The only ground of appeal was that the sheriff misdirected the jury by omitting to make any reference to time gap between the various charges – some six years between charges 1 and 2 and some eight years between charges 2 and 5.

It was submitted that in the circumstance of the case he had a “duty” to bring to the attention of the jury the issue of the intervals of time and to point out to them that this had the potential “to undermine the operation of the Moorov doctrine”.

It was also argued that this misdirection was compounded by the sheriff saying “the defence … has not suggested that the circumstances of each incident are so dissimilar that the rule cannot be applied”, which conveyed the “impression” that the defence conceded that the Moorov doctrine applied on the facts of the case.

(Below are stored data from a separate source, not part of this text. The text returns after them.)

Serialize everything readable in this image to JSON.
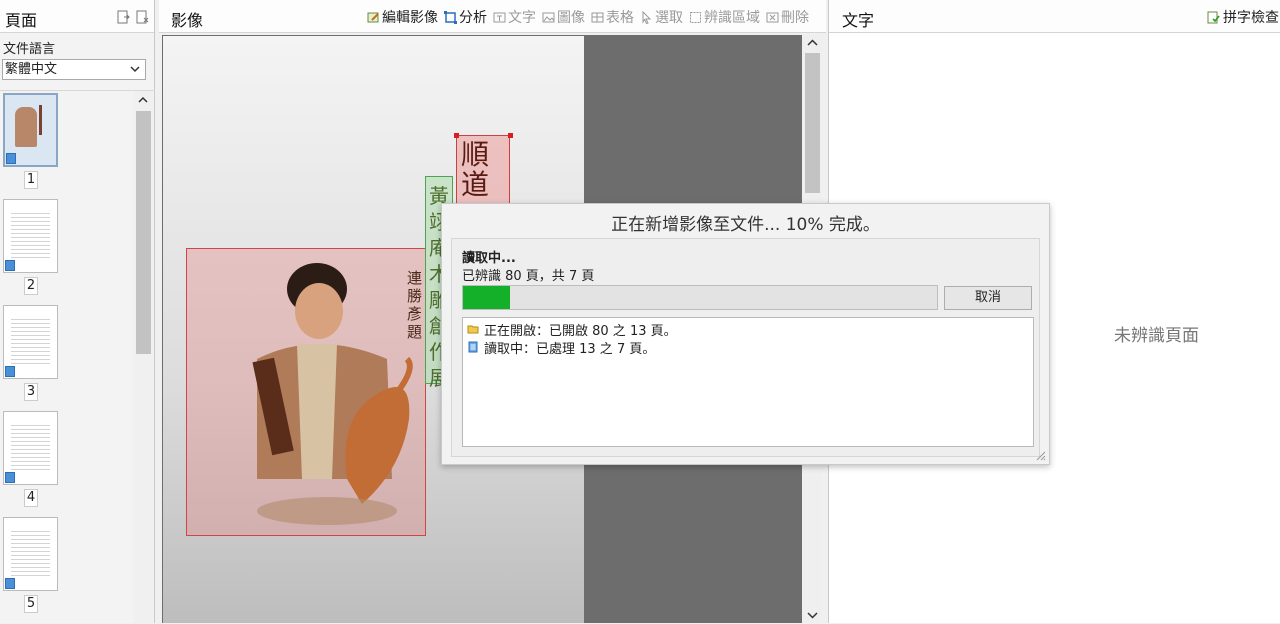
{
  "pages_panel": {
    "title": "頁面",
    "language_label": "文件語言",
    "language_value": "繁體中文",
    "thumbnails": [
      {
        "number": "1"
      },
      {
        "number": "2"
      },
      {
        "number": "3"
      },
      {
        "number": "4"
      },
      {
        "number": "5"
      }
    ]
  },
  "image_panel": {
    "title": "影像",
    "toolbar": {
      "edit_image": "編輯影像",
      "analyze": "分析",
      "text": "文字",
      "picture": "圖像",
      "table": "表格",
      "select": "選取",
      "recognition_area": "辨識區域",
      "delete": "刪除"
    }
  },
  "text_panel": {
    "title": "文字",
    "spell_check": "拼字檢查",
    "empty_message": "未辨識頁面"
  },
  "dialog": {
    "title": "正在新增影像至文件... 10% 完成。",
    "status": "讀取中...",
    "recognized": "已辨識 80 頁，共 7 頁",
    "progress": 0.1,
    "cancel": "取消",
    "log": [
      {
        "text": "正在開啟：已開啟 80 之 13 頁。",
        "icon": "folder-icon"
      },
      {
        "text": "讀取中：已處理 13 之 7 頁。",
        "icon": "page-icon"
      }
    ]
  },
  "colors": {
    "progress_fill": "#14b02a",
    "region_picture": "#d04545",
    "region_text_green": "#53a053"
  }
}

It was accepted on behalf of the appellant that the sheriff had given the jury the standard directions regarding the Moorov doctrine as set out in the Jury Manual, produced by the Judicial Institute for Scotland.

In particular, he had directed them that if they were satisfied that the alleged crimes were so closely linked by their character, circumstances, place of their commission and by the time of their commission, as to bind them together as parts of a single course of conduct systematically pursued by the appellant, then the evidence of one witness about the commission of one crime could corroborate the evidence of another witness about the commission of another crime.

The sheriff concluded his directions on mutual corroboration by telling the jury that in the present case there was enough evidence in law as to the crimes alleged being sufficiently close in time, character, place and commission and circumstances for the Moorovdoctrine to apply, but that it was for them to decide if the necessary link in time, character and circumstance had been established.

However, it was submitted that where the lapse of time was “significant”, there was a duty on a trial judge to bring the issue to the attention of the jury and to point out that the time gap might be such as to make the Moorov doctrine “inapplicable”.

But the appeal judges observed that that proposition has “never been expressly adopted by the Appeal Court”.

The judges agreed with the advocate depute, who submitted that in cases where it is a live issue specific comment on lapse of time may well be required, but where that is not so the standard directions will usually suffice.

The present case was different because there had been no submission of “no case to answer” on the basis of the lapse of time between the relevant charges.

Delivering the opinion of the court, Lord Brodie said: “Parties had not made a particular issue of gap in time. The directions onMoorov were otherwise entirely unexceptional and unexceptionable.

“It was made clear to the jury that they were looking for evidence which allowed them to conclude that the incidents were bound together as parts of a single course of criminal conduct systematically pursued by the accused. They were advised that it was the underlying similarity of the conduct which they had to consider.

“They were told that if they believed the witnesses, they then had to decide whether, by reason of the character, circumstances, place of commission and time of each charge, the crimes were so closely linked that they could infer the accused was pursuing a single course of crime. They were advised that the doctrine required to be applied with caution and that a general disposition was not sufficient.

“In the circumstances of a case where the applicability of mutual corroboration was not specifically put in issue by reference to one of the relevant elements, we do not consider that anything more was required.”

The further complaint was that the sheriff compounded the alleged misdirection by omission by saying that “the defence … has not suggested that the circumstances of each incident are so dissimilar that the rule cannot be applied”.

However, as the sheriff reported, this was a “factually accurate” statement, as counsel for the appellant had not made a submission of no case to answer at the close of the Crown case and had not otherwise suggested that the circumstances of each incident were so dissimilar that the Moorov doctrine could not be applied.

Lord Brodie added: “Again, in saying what he did the sheriff was following the structure which is suggested by the Jury Manual, by reminding the jury of what was the defence position. We do not consider that the sheriff can properly be criticised for so doing in what were entirely accurate terms.

“It is accordingly our opinion that in the present case, the trial judge’s directions on the operation of the doctrine of mutual corroboration – read as a whole – were entirely adequate.”